Investigating Impacts of Local Circulation on Coastal Ozone Problem in the New York Metropolitan Area

Elevated surface ozone levels are often detected during hot summer days in the New York metropolitan area, including New York City (NYC), Long Island (LI), the south shore of Connecticut (CT), and the northeast corner of New Jersey (NJ), due to the rich sources of local anthropogenic and natural ozone precursor emissions. Moreover, surface ozone in this region exhibits extensive horizontal and vertical gradients and distinctive diurnal cycles when coupled with transport by complex boundary layer circulation induced by the intricate coastal geometry throughout the domain.

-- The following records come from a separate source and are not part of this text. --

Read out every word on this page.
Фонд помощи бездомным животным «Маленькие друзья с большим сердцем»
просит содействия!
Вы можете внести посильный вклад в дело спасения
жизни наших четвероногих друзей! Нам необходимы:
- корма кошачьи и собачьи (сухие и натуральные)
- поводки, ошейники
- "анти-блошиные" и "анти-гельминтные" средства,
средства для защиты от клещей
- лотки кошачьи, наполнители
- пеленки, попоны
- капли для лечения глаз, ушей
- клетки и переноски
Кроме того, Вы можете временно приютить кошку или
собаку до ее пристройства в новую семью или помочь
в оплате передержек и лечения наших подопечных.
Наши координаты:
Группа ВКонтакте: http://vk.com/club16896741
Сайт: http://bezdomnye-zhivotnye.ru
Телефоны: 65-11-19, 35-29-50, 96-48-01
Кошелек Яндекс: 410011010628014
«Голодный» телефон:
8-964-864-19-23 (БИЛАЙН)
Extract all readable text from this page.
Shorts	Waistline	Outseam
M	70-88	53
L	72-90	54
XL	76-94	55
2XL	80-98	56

This study first examines the spatial and temporal ozone characteristics under different cluster-based local circulation scenarios during summertime in the pre-COVID era of 2017-2019, utilizing observations from various surface networks, New York State Mesonet (NYSM) Profilers, and 2018 Long Island Sound Tropospheric Ozone Study (LISTOS), as well as composites from the High-Resolution Rapid Refresh (HRRR) reanalysis fields and National Emission Inventory (NEI). The most polluted days are closely associated with classic sea breeze days with weak large-scale flow. When sea breeze development in the New York Bight is delayed, and its penetration into the NYC and shores of western Long Island Sound is intercepted by the dominant westerlies, daily 8-hr maximum average ozone (DMA8) in the hot spots of NYC and south shore of CT would drop more than 10 ppb under comparable temperature levels. The probability of DMA8 exceeding the Ozone National Ambient Air Quality Standards (NAAQS) level of 70 ppb is also dramatically decreased. Furthermore, meteorological characteristics, such as sea breeze onset time and strength, most critical to ozone exceedances and high peaks are identified and analyzed for future improvement in coastal ozone simulation and prediction.